The death of the then Editor-in-Chief and co-founder of Newswatch magazine was shocking and a personal loss to me, former Military President, General Ibrahim Badamasi Babangida, has declared.
He made this revelation in his personal memoir A Journey in Service he presented to the public on Thursday in Abuja saying Giwa’s death was shocking to him.
A parcel bomb delivered to Giwa’s Ikeja residence by still-unidentified couriers exploded and killed him on October 19, 1986, during Babangida’s military regime.
Babangida and his government were accused of being responsible for the incident as the murder remains unsolved to this day and is considered one of the darkest moments in Nigeria’s media history.
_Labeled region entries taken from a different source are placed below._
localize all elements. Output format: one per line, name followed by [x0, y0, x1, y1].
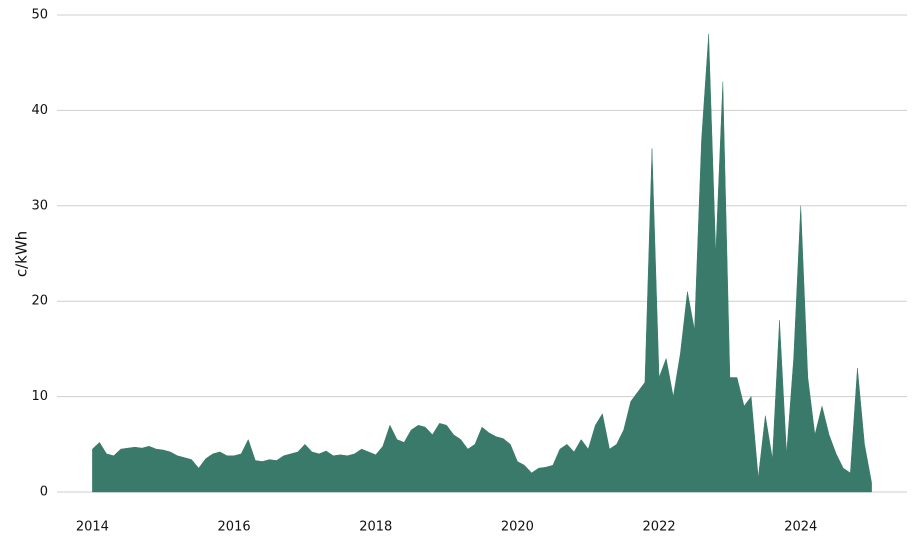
x-tick-label: 2020	[501, 520, 534, 535]
y-tick-label: 30	[31, 198, 48, 213]
y-axis-label: c/kWh	[13, 231, 31, 277]
x-tick-label: 2016	[218, 520, 251, 535]
y-tick-label: 50	[31, 8, 48, 23]
x-tick-label: 2024	[784, 520, 817, 535]
x-tick-label: 2022	[643, 520, 676, 535]
y-tick-label: 40	[31, 103, 48, 118]
x-tick-label: 2018	[359, 520, 392, 535]
x-tick-label: 2014	[76, 520, 109, 535]
y-tick-label: 0	[40, 485, 48, 500]
area	[92, 34, 872, 493]
y-tick-label: 10	[31, 389, 48, 404]
y-tick-label: 20	[31, 294, 48, 309]
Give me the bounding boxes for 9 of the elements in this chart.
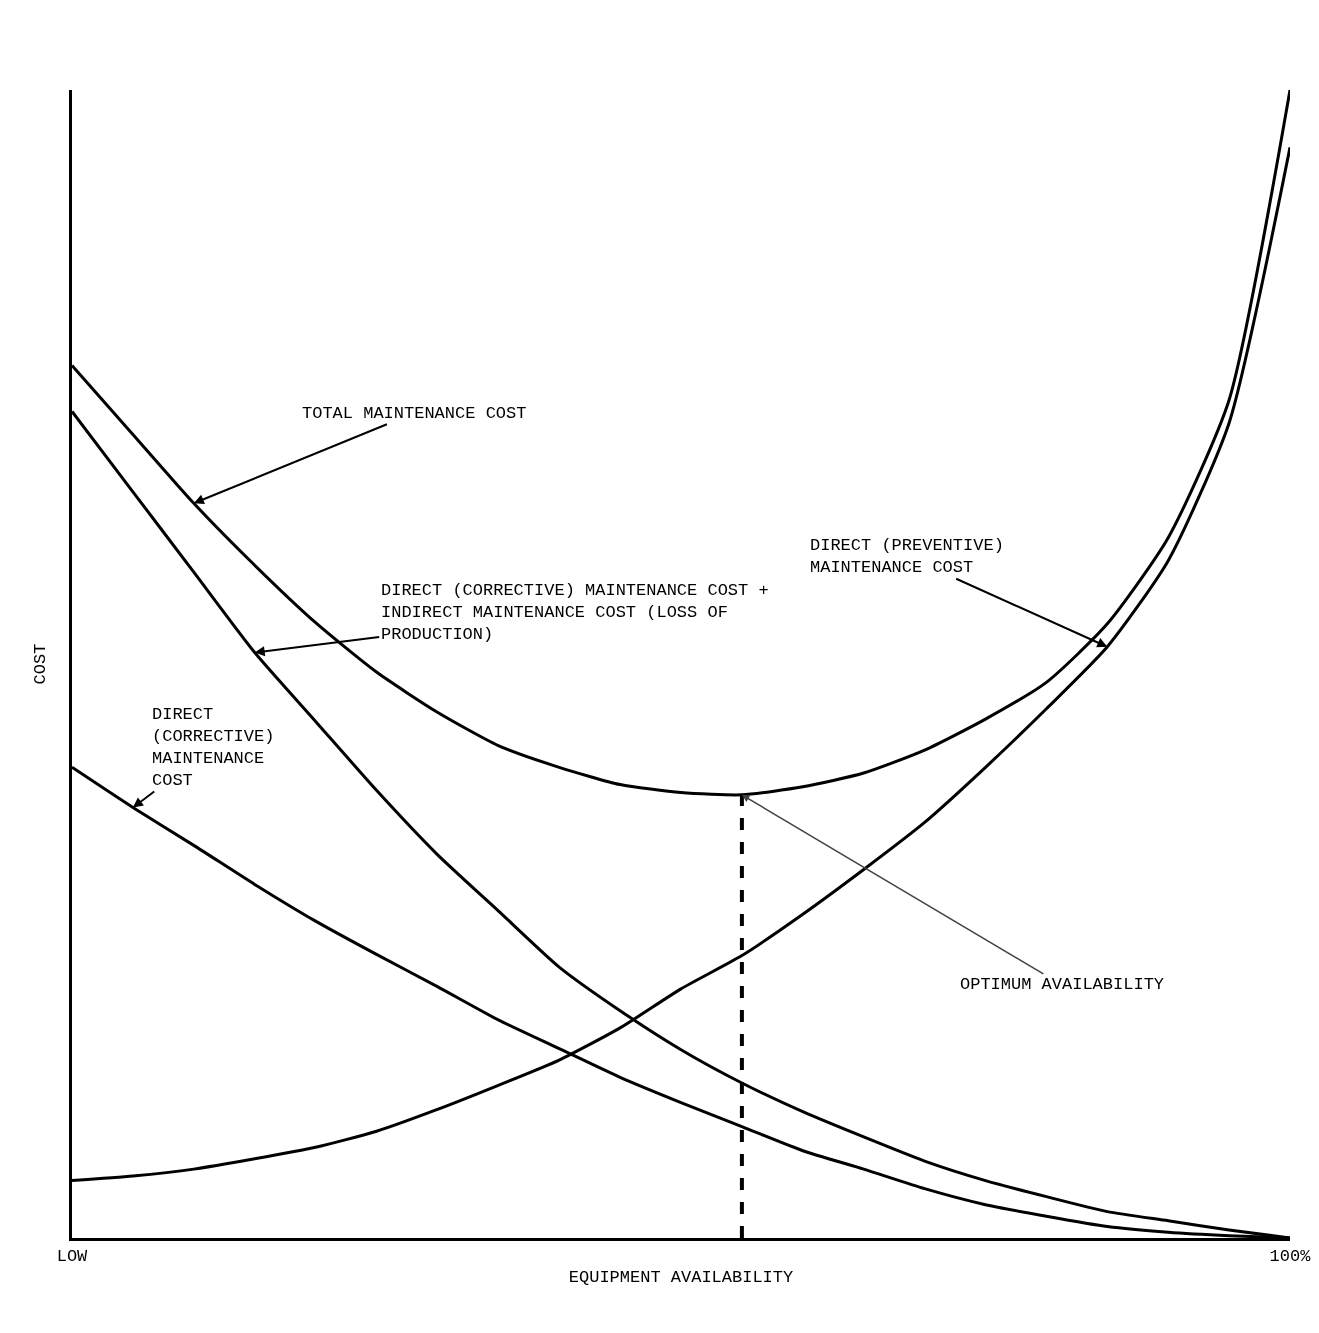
series-label: DIRECT (CORRECTIVE) MAINTENANCE COST <box>152 705 275 791</box>
x-tick-label: 100% <box>1269 1247 1312 1267</box>
text: DIRECT (CORRECTIVE) MAINTENANCE COST + INDIRECT MAINTENANCE COST (LOSS OF PRODUCTION) <box>381 581 769 645</box>
text: DIRECT (PREVENTIVE) MAINTENANCE COST <box>810 536 1004 578</box>
y-axis-title: COST <box>30 643 50 685</box>
x-tick-label: LOW <box>56 1247 89 1267</box>
annotation: OPTIMUM AVAILABILITY <box>960 975 1165 994</box>
text: TOTAL MAINTENANCE COST <box>302 404 527 423</box>
x-axis-title: EQUIPMENT AVAILABILITY <box>568 1267 794 1287</box>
He said “Mr Giwa was a good friend, like a few other senior journalists in the country. We spoke often on the phone and met a few times. I valued his deep insight on national issues and respected his views and reach as a media leader,” he wrote.
According to him, public outcry and the introduction of a new and gruesome method of assassination in Nigeria overtook his grief
Babangida recalled that Giwa was having his breakfast with Newswatch’s London Bureau Chief, Kayode Soyinka, when the parcel bomb exploded, fatally wounding him.
He said the killing came less than a year after he overthrew General Muhammadu Buhari and just weeks after the OIC controversy, which led to the retirement of his deputy, Commodore Ebitu Ukiwe.
“I saw Giwa’s wicked and cruel murder as part of a series of booby traps and acts of destabilisation being hatched against the administration. Undoubtedly, our choice of the path of rigorous reform had earned us unintended adversaries,” he wrote.
He said those who masterminded the attack knew of his relationship with Giwa and targeted the journalist to hurt him emotionally.
“Secondly, Giwa was a very popular and colourful journalist, a person of great public interest for anyone wanting to inflict a mischievous political blow on the young military administration.
“Giwa was loved by his audience and the rest of the public. Targeting him would shock the public and paint the administration in a feeble light,” he added.
Babangida washed off his hand and absolved his government of murdering Giwa, describing such claims as “cheap and foolish.”
“The insinuation that the parcel may have come from the headquarters of the administration was cheap and foolish. Why would an officially planned high-level assassination carry an apparent forwarding address of the killer? Why would a government-planned and executed crime point directly at the suspect?
“All this did not make sense to me,” he wrote, adding that he viewed the accusations as part of the challenges of leading a military regime.
He said he depended on the police and intelligence services to investigate the murder, directing the Inspector-General of Police to assign a top investigative team to the case with daily reports.
Babangida accused the media and certain political figures for distorting the investigation, adding that the Newswatch management’s legal approach, led by their lawyer, Chief Gani Fawehinmi, turned the case into a media spectacle rather than a thorough criminal investigation.
“The involvement of high-profile lawyer Gani Fawehinmi and the populist slant given to the case by the media poisoned the investigation with political overtones,” he wrote.
Babangida suggested that by focusing solely on his administration as the prime suspect, the investigation failed to explore other possible leads.
“The legal drama and political grandstanding combined to muddle the work of the police and intelligence investigators towards getting a factual report on this cruel and criminal act.
“What the campaigners failed to realise was that even under a military regime, crimes will be committed by persons and agencies that may not be directly related to either the military establishment or the government.
“The best way to cover up for heinous crimes would be to craft them in a manner that includes the government among the suspects so that what should ordinarily be a criminal investigation is drowned by political actions and populist sentiments,” he added.
He criticised the adversarial stance of the Nigerian media, claiming it had a history of positioning itself against the government, making unbiased investigations difficult.
“It was an attitude of ‘we versus the government’ that has remained today. It is a situation in which the government is adjudged guilty even before the evidence in a case is adduced,” he wrote.
Babangida noted that even when President Olusegun Obasanjo reopened the case through the Oputa Panel on Human Rights, no new evidence emerged.
“The Giwa, like all mysterious murders, has remained unsolved after so many years. I keep hoping the truth will be uncovered in our lifetime or after us,” he wrote.